28 de Outubro de 2009 19:24



Escolha no escuro





Ela não havia nascido cega. Sei, o politicamente correto seria dizer “ deficiente visual”. Mas ela se sabia e se auto descrevia como cega mesmo. Porque a partir do seu ponto de vista, o que havia era a mais pura e absoluta escuridão. Eufemismos são a mais clara demonstração de que é impossível assumir a experiência existencial de outra pessoa. E esta sim, não pode ser minimizada.
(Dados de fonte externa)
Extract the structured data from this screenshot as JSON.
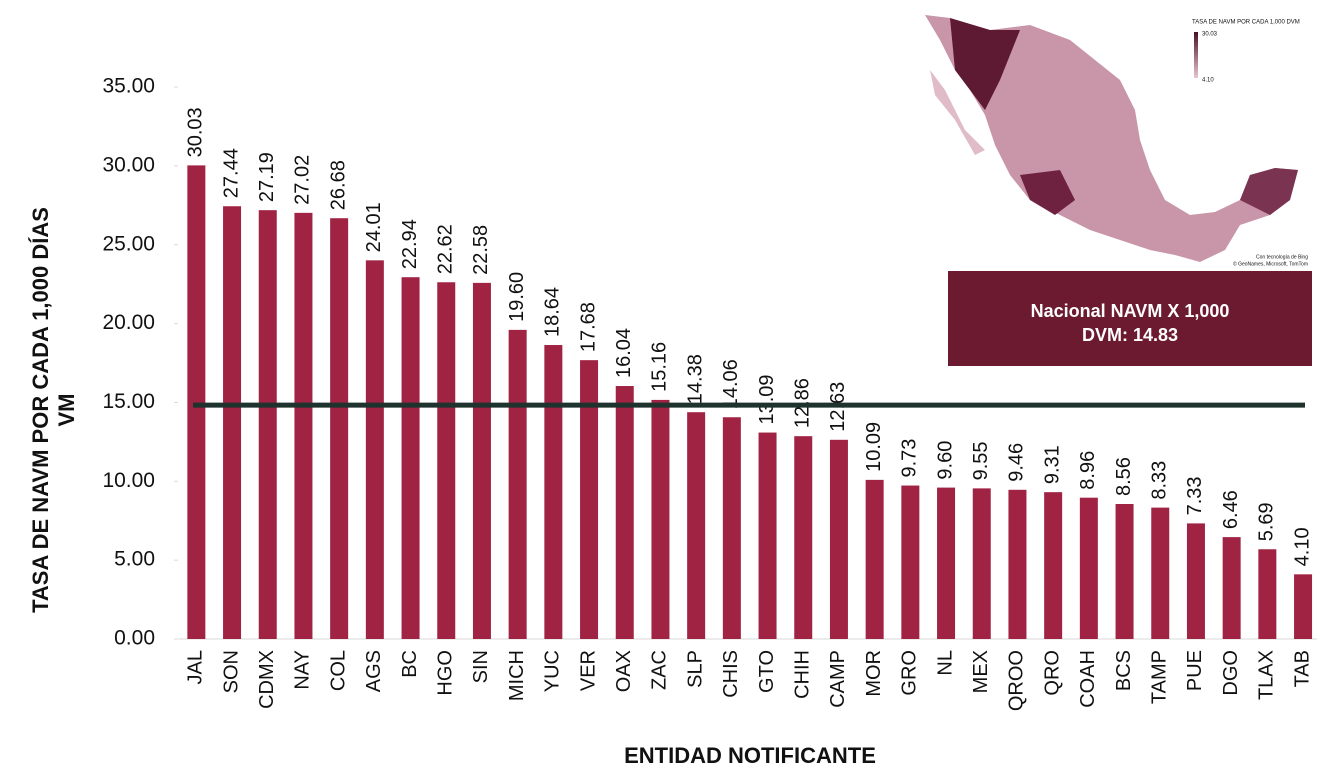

Deficiente visual, ela  foi um dia, bem antes. Filha de pais que tinham retinose pigmentar e ainda por cima eram primos, seu destino foi traçado ali mesmo, no leito de sua  concepção. Nasceu com trinta por cento da visão e com um cronômetro acionado, dando-lhe mais uns quinze anos para desfrutar deste acréscimo de misericórdia divina.  Ou não. Seria melhor ter nascido cega, ou ir se tornando aos poucos? Após este tempo tudo se cumpriu e fez-se noite para ela.

Era uma pessoa bastante solitária.  Sem pais, sem irmãos, sem marido, morava sozinha. Seus olhos, embora não enxergassem, eram lindos. Sempre distantes, porque ausentes. Esbelta,  morena jambo, corpo bem desenhado.  Vaidosa, estava sempre impecável. Naquilo que precisava, pedia  emprestados os olhos de alguma amiga para ajuda-la na tarefa de se fazer bela aos olhos dos videntes. Não era rica, mas tinha a vida financeira organizada. Fez curso de massoterapia. Profissional séria e competente, tinha o suficiente  para garantir seu sustento.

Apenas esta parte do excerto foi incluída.